Robert Gardner, Nationwide’s chief economist, said: “The slowdown in house price growth to the 2-3% range in recent months from the 4-5% prevailing in 2016 is consistent with signs of cooling in the housing market and the wider economy.”
Gardner expressed surprise at the slowdown, despite the economy growing around 0.3% a quarter in the first half of 2017, around half the pace recorded in 2016.
He said: “It may be that mounting pressure on household finances is exerting a drag. Wages have been failing to keep up with the cost of living in recent months and consumer sentiment has weakened. While measures of housing affordability are not particularly stretched at a UK level, pressures are evident in some regions – especially London and the South of England.”
“Ultimately, housing market developments will depend on wider economic performance. The UK economy slowed noticeably in the first half of the year, and there has been little to suggest a significant rebound in the months ahead. While employment growth has remained robust, household budgets are under pressure. This suggests that housing market activity will remain subdued,” he concluded.
Samuel Tombs, chief UK economist at consultancy Pantheon Macro, said: “The moderation in price growth primarily reflects the squeeze on real wages and the slowdown in the pace that mortgage rates are falling.

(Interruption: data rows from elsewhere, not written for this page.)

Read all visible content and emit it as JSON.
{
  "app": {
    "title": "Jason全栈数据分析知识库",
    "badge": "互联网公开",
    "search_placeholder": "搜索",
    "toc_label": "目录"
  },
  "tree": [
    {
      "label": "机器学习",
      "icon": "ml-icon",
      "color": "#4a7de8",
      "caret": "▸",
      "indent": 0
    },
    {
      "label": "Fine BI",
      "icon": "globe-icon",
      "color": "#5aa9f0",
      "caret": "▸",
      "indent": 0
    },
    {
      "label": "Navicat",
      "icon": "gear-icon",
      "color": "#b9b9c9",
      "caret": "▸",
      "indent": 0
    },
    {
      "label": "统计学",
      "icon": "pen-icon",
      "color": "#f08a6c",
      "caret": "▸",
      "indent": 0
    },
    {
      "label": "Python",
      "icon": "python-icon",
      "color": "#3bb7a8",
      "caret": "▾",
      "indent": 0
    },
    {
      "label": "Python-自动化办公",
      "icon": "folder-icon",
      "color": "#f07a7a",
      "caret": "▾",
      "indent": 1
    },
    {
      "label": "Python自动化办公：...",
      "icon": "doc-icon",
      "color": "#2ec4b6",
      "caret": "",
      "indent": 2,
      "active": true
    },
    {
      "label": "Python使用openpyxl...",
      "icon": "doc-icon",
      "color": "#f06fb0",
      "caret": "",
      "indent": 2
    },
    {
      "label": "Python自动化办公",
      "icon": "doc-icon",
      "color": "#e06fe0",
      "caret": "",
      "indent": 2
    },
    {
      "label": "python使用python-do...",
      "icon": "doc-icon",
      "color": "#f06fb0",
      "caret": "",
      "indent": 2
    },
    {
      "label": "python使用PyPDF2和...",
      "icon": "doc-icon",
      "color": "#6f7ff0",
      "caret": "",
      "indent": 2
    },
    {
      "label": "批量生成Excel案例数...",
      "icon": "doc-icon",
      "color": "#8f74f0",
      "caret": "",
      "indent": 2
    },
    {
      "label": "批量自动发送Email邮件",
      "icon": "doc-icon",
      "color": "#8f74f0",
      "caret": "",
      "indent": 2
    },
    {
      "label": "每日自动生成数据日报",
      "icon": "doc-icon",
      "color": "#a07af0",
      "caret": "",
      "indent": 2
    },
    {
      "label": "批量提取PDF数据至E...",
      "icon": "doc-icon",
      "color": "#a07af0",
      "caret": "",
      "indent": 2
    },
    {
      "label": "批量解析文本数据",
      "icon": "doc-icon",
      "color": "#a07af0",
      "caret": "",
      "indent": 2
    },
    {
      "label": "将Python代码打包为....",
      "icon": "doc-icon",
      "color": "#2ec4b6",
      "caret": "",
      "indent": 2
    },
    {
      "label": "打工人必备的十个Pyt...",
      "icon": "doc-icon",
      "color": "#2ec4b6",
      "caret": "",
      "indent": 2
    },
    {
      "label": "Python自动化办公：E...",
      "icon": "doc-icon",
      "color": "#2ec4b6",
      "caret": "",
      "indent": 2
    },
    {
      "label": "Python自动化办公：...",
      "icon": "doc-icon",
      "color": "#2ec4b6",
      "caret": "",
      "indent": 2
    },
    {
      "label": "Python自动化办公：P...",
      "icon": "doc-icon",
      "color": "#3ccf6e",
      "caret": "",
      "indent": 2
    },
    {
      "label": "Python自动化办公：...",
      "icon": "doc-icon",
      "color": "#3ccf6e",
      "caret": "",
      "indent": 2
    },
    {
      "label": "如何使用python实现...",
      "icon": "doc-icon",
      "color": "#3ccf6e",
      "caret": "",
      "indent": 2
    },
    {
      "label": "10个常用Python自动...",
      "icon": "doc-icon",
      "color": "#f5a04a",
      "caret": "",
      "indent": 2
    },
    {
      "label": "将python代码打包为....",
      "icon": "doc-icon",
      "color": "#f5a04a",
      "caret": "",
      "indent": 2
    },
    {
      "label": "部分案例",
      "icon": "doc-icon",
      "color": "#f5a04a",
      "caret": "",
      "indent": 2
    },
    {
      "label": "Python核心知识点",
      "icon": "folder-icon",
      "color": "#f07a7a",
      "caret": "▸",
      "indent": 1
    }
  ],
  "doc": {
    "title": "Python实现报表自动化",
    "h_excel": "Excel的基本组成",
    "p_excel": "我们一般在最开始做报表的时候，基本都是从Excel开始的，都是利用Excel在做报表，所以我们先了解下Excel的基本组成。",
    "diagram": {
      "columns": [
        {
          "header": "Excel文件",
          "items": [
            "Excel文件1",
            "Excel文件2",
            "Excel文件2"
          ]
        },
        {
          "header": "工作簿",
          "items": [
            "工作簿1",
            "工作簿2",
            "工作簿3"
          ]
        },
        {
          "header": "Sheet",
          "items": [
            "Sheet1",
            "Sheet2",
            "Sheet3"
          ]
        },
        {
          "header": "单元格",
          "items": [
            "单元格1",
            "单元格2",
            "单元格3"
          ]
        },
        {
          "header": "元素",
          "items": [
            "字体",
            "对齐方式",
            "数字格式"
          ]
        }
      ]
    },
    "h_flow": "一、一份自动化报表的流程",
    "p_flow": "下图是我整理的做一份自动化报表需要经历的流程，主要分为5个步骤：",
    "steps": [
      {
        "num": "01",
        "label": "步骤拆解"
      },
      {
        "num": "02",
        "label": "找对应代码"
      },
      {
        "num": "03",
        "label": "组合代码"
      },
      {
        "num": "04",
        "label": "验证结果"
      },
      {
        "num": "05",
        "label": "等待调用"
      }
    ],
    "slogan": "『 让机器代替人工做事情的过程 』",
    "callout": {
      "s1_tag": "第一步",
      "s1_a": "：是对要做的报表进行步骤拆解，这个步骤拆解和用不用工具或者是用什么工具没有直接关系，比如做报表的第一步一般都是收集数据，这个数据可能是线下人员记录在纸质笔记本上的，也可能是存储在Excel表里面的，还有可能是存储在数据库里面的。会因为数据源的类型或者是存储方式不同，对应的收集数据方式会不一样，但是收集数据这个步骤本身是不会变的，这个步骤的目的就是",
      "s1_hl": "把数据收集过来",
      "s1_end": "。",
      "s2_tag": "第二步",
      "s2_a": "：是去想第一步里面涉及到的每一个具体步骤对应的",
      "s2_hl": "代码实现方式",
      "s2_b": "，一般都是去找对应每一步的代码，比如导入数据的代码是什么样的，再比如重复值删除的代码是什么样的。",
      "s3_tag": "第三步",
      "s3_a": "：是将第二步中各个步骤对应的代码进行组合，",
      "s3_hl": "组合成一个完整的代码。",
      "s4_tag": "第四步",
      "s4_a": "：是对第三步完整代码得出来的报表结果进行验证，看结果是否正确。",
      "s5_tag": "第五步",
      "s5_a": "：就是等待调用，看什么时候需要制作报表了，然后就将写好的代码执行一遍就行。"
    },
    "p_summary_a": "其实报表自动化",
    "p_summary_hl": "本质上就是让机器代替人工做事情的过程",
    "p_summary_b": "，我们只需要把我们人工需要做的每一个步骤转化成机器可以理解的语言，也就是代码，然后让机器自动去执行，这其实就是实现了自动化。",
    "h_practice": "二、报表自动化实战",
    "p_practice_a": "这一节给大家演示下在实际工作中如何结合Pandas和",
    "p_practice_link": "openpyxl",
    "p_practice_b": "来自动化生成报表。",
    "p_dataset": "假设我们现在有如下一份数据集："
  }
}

Prices will continue to struggle to rise much, given that inflation still has further to rise, consumer confidence has deteriorated sharply since June and lenders intend to reduce the supply of unsecured credit.”
He added that from February, new lending also won’t generate borrowing allowances from the Bank’s Term Funding Scheme, raising the costs of credit significantly. Accordingly, we still think that prices will be up just 1.5% year-on-year in December.”